What this is making it look like though, is a much better argument for the legitamacy for the site.
Many people chalk up bad dates to contaminated coal flowing through the rockshelter, but Adovasio talks his way out of it saying that the people doing it were the best in the country and that he has multiple (11) that was much more that most sites at that time could boast.
I'm still looking to get through it, but he has stomped on the problem that most people seem to have with the site:
At the time, Meadowcroft was only about 40-some miles away from the glacial maximum. Most people hypothesize that this would make life (not only human life, but other biota) impossible.
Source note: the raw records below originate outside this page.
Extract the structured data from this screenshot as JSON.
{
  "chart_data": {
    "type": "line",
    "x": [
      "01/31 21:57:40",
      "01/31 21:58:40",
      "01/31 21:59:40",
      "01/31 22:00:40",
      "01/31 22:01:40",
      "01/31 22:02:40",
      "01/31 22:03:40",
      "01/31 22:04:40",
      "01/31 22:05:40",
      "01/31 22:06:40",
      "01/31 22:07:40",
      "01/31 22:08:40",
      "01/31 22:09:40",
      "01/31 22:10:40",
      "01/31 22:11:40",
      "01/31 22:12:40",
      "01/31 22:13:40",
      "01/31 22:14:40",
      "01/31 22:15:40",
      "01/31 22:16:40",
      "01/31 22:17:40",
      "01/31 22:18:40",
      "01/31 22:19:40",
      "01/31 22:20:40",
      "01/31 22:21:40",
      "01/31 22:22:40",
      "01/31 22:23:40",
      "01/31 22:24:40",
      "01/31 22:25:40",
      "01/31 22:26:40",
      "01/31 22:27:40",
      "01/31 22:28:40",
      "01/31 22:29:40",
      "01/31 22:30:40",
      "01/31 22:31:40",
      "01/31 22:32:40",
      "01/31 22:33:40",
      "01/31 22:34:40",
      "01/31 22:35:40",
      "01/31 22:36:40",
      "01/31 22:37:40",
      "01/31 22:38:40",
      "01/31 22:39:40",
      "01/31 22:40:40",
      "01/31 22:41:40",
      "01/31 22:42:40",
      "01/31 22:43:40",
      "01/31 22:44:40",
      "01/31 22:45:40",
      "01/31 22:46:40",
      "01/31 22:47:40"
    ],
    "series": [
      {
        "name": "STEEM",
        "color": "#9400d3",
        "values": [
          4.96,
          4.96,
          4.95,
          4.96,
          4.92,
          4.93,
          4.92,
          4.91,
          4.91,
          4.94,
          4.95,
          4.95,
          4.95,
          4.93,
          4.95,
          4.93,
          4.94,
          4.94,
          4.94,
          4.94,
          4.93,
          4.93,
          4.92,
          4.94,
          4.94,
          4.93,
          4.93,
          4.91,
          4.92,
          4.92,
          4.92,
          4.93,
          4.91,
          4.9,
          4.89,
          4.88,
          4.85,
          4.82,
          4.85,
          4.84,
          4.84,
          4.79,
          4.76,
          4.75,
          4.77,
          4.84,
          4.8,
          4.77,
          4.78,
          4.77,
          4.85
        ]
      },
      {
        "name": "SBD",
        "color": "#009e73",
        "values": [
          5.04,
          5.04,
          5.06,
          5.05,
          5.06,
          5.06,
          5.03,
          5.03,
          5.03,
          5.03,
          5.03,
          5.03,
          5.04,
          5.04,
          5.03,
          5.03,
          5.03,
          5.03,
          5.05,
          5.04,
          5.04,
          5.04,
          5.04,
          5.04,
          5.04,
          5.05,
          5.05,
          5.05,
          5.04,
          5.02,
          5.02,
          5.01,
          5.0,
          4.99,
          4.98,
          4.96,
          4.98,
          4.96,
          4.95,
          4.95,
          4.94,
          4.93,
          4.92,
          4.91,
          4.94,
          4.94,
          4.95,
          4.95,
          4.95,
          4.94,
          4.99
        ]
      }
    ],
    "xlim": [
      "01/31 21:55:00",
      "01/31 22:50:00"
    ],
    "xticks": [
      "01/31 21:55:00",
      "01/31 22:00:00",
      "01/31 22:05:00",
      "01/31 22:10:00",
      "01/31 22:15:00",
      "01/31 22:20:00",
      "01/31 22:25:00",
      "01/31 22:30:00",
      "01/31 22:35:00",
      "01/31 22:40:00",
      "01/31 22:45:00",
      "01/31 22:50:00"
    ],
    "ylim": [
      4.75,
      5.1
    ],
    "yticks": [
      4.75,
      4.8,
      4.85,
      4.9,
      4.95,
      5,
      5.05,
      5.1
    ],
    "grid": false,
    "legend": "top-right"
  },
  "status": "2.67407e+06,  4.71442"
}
This is, in fact untrue, if you check out areas around Alaska, where people can walk around in tee shirts in good weather with the forests sustaining animal life.
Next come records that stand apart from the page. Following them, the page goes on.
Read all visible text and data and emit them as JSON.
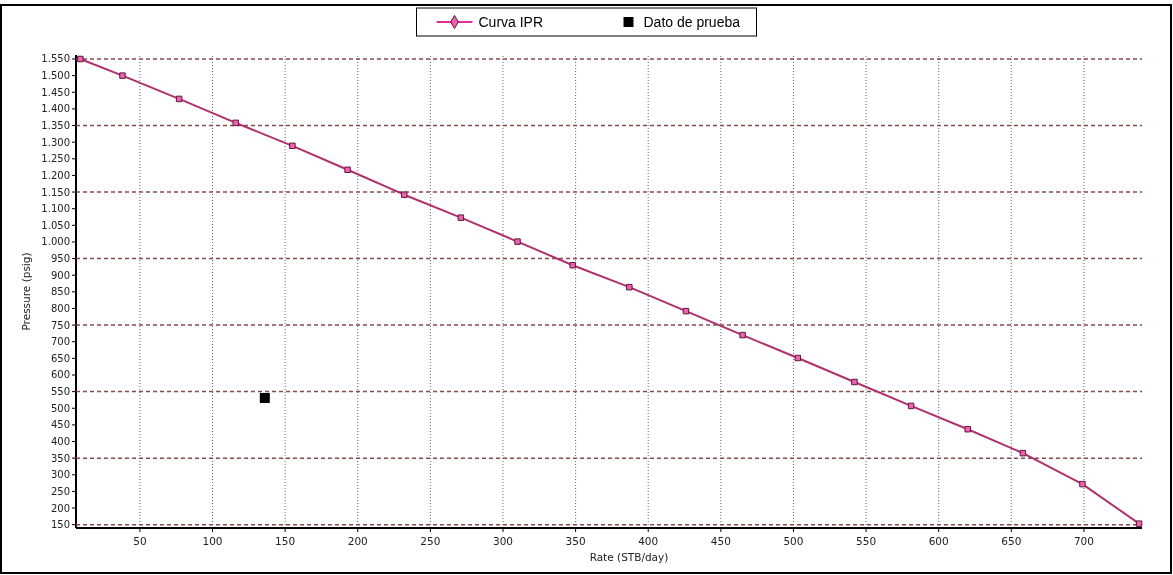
{
  "chart_data": {
    "type": "line",
    "xlabel": "Rate  (STB/day)",
    "ylabel": "Pressure  (psig)",
    "xlim": [
      6,
      740
    ],
    "ylim": [
      140,
      1562
    ],
    "xticks": [
      50,
      100,
      150,
      200,
      250,
      300,
      350,
      400,
      450,
      500,
      550,
      600,
      650,
      700
    ],
    "yticks": [
      150,
      200,
      250,
      300,
      350,
      400,
      450,
      500,
      550,
      600,
      650,
      700,
      750,
      800,
      850,
      900,
      950,
      {
        "value": 1000,
        "label": "1.000"
      },
      {
        "value": 1050,
        "label": "1.050"
      },
      {
        "value": 1100,
        "label": "1.100"
      },
      {
        "value": 1150,
        "label": "1.150"
      },
      {
        "value": 1200,
        "label": "1.200"
      },
      {
        "value": 1250,
        "label": "1.250"
      },
      {
        "value": 1300,
        "label": "1.300"
      },
      {
        "value": 1350,
        "label": "1.350"
      },
      {
        "value": 1400,
        "label": "1.400"
      },
      {
        "value": 1450,
        "label": "1.450"
      },
      {
        "value": 1500,
        "label": "1.500"
      },
      {
        "value": 1550,
        "label": "1.550"
      }
    ],
    "grid": "x",
    "legend": "top",
    "marker": "square",
    "line_style": "solid",
    "ref_lines": [
      {
        "axis": "y",
        "value": 150,
        "color": "#8b4a4a",
        "line_style": "dashed"
      },
      {
        "axis": "y",
        "value": 350,
        "color": "#8b4a4a",
        "line_style": "dashed"
      },
      {
        "axis": "y",
        "value": 550,
        "color": "#8b4a4a",
        "line_style": "dashed"
      },
      {
        "axis": "y",
        "value": 750,
        "color": "#8b4a4a",
        "line_style": "dashed"
      },
      {
        "axis": "y",
        "value": 950,
        "color": "#8b4a4a",
        "line_style": "dashed"
      },
      {
        "axis": "y",
        "value": 1150,
        "color": "#8b4a4a",
        "line_style": "dashed"
      },
      {
        "axis": "y",
        "value": 1350,
        "color": "#8b4a4a",
        "line_style": "dashed"
      },
      {
        "axis": "y",
        "value": 1550,
        "color": "#8b4a4a",
        "line_style": "dashed"
      }
    ],
    "series": [
      {
        "name": "Curva IPR",
        "color": "#b0306e",
        "x": [
          9,
          38,
          77,
          116,
          155,
          193,
          232,
          271,
          310,
          348,
          387,
          426,
          465,
          503,
          542,
          581,
          620,
          658,
          699,
          738
        ],
        "values": [
          1550,
          1500,
          1430,
          1358,
          1289,
          1217,
          1142,
          1073,
          1001,
          930,
          864,
          792,
          720,
          651,
          579,
          507,
          437,
          365,
          272,
          153
        ]
      },
      {
        "name": "Dato de prueba",
        "type": "scatter",
        "color": "#000000",
        "x": [
          136
        ],
        "values": [
          531
        ]
      }
    ]
  }
}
before this, Adovasio was getting into the overkill vs. climatic change argument.
whether or not people killed off all large megafauna, or if the receding glaciers took its toll on the animals.
Adovasio is very opinionated, but for the life of me i can't remember which way he leaned.
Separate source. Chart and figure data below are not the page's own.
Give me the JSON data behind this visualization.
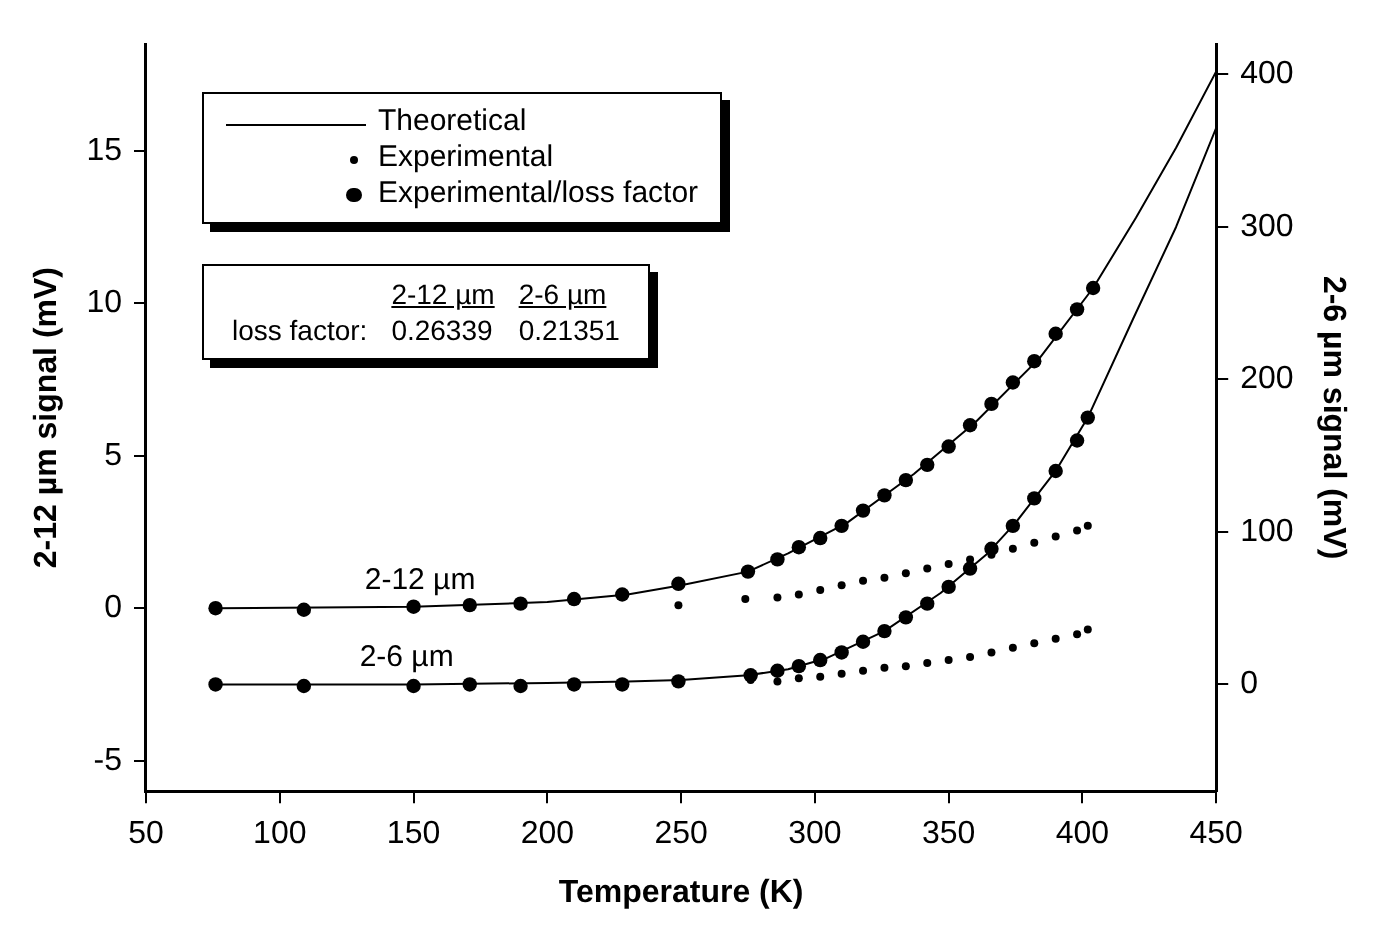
{
  "chart_data": {
    "type": "line",
    "xlabel": "Temperature (K)",
    "ylabel": "2-12 µm signal (mV)",
    "y2label": "2-6 µm signal (mV)",
    "xlim": [
      50,
      450
    ],
    "xticks": [
      50,
      100,
      150,
      200,
      250,
      300,
      350,
      400,
      450
    ],
    "ylim": [
      -6,
      18.5
    ],
    "yticks": [
      -5,
      0,
      5,
      10,
      15
    ],
    "y2lim": [
      -70,
      420
    ],
    "y2ticks": [
      0,
      100,
      200,
      300,
      400
    ],
    "legend": "top left",
    "annotations": [
      {
        "text": "2-12 µm",
        "x": 130,
        "y": 0
      },
      {
        "text": "2-6 µm",
        "x": 125,
        "y": -2.5
      },
      "2-12 µm",
      "2-6 µm",
      "loss factor:",
      "0.26339",
      "0.21351"
    ],
    "series": [
      {
        "name": "Theoretical",
        "type": "line",
        "color": "#000000",
        "x": [
          76,
          150,
          200,
          230,
          250,
          275,
          290,
          312,
          337,
          360,
          384,
          404,
          420,
          435,
          450
        ],
        "values": [
          0,
          0.05,
          0.2,
          0.45,
          0.75,
          1.2,
          1.8,
          2.8,
          4.4,
          6.1,
          8.2,
          10.5,
          12.8,
          15.1,
          17.6
        ]
      },
      {
        "name": "Experimental",
        "type": "scatter",
        "color": "#000000",
        "x": [
          249,
          274,
          286,
          294,
          302,
          310,
          318,
          326,
          334,
          342,
          350,
          358,
          366,
          374,
          382,
          390,
          398,
          402
        ],
        "values": [
          0.1,
          0.3,
          0.35,
          0.45,
          0.6,
          0.75,
          0.9,
          1.0,
          1.15,
          1.3,
          1.45,
          1.6,
          1.75,
          1.95,
          2.15,
          2.35,
          2.55,
          2.7
        ]
      },
      {
        "name": "Experimental/loss factor",
        "type": "scatter",
        "color": "#000000",
        "x": [
          76,
          109,
          150,
          171,
          190,
          210,
          228,
          249,
          275,
          286,
          294,
          302,
          310,
          318,
          326,
          334,
          342,
          350,
          358,
          366,
          374,
          382,
          390,
          398,
          404
        ],
        "values": [
          0,
          -0.05,
          0.05,
          0.1,
          0.15,
          0.3,
          0.45,
          0.8,
          1.2,
          1.6,
          2.0,
          2.3,
          2.7,
          3.2,
          3.7,
          4.2,
          4.7,
          5.3,
          6.0,
          6.7,
          7.4,
          8.1,
          9.0,
          9.8,
          10.5
        ]
      },
      {
        "type": "line",
        "axis": "y2",
        "color": "#000000",
        "x": [
          76,
          150,
          200,
          230,
          250,
          275,
          290,
          304,
          326,
          347,
          364,
          375,
          390,
          402,
          419,
          435,
          450
        ],
        "values": [
          0,
          0,
          1,
          2,
          3,
          6,
          10,
          17,
          35,
          60,
          85,
          106,
          140,
          175,
          240,
          300,
          365
        ]
      },
      {
        "type": "scatter",
        "axis": "y2",
        "color": "#000000",
        "x": [
          276,
          286,
          294,
          302,
          310,
          318,
          326,
          334,
          342,
          350,
          358,
          366,
          374,
          382,
          390,
          398,
          402
        ],
        "values": [
          3,
          2,
          4,
          5,
          7,
          9,
          11,
          12,
          14,
          16,
          18,
          21,
          24,
          27,
          30,
          33,
          36
        ]
      },
      {
        "type": "scatter",
        "axis": "y2",
        "color": "#000000",
        "x": [
          76,
          109,
          150,
          171,
          190,
          210,
          228,
          249,
          276,
          286,
          294,
          302,
          310,
          318,
          326,
          334,
          342,
          350,
          358,
          366,
          374,
          382,
          390,
          398,
          402
        ],
        "values": [
          0,
          -1,
          -1,
          0,
          -1,
          0,
          0,
          2,
          6,
          9,
          12,
          16,
          21,
          28,
          35,
          44,
          53,
          64,
          76,
          89,
          104,
          122,
          140,
          160,
          175
        ]
      }
    ]
  }
}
I'm sure he made his point clear... He was ragging on Metzler. Who wrote shit with my prof Grayson. who were saying that there wasn't much proof of interaction between Pleistocene fauna and man. Maybe they were going for the climate, and Adovasio was for overkill.
don't know for sure, but we'll go with that.
either way, it doesn't really matter (for my purposes).
why i mentioned this, was cuz today at the pool, i saw a guy carrying a book entitled "fieldbook".
i was interested, cuz it looked like outdoorsy stuff was on the pages he was looking at.
come to find out, it was a boy scout handbook.
it wasn't anything archaeologically related, but it just so happened to be another topic that i'm fairly well-versed in. his kid's 12 and a tenderfoot.
anyway. we were talking about how boy scouts is the best thing for young people cuz it exposes them to so much stuff that normal kids wouldn't really get to see, namely nature.
somehow this took us to the weather.
where he tells me that weather patterns here have changed a lot in the last 40 years.
it used to drizzle all the time and have generally many overcast days.
he says (i guess) that it's different now. the rain comes a little harder and when its done raining, the sun usually is able to burn away the clouds.
then he goes to say that spring comes about a week earlier and that it messes with the herding animals.
that's what i've always wanted to know!
if animals can get fucked up in 40 years time, imagine what one thousand years of climatic change can do.
breeding will be off, young can't keep up, food might be scarce.
things will die or not propagate properly.
16,000 years ago, people may have been in meadowcroft, PA, but now it seems somewhat possible that nature may have done it on its own.
personally i had been leaning more on the overkill side, but now this opens up a whole new avenue of thought!
dammit! the more you learn, the less you know!
i always had the notion that climatic change was the main killer, but overkill was the final dagger.
i guess that could still be true.
look around at island examples.
well. actually most of those are advocates of overkill: hawaii, pitcairns, where ever the crap the dodo's are from.
but i guess there's still places like easter island and new zealand that hold out for a bit of hope that environment is the real killer and man is just stupid enough to bring the final demise of a given (tasty) species.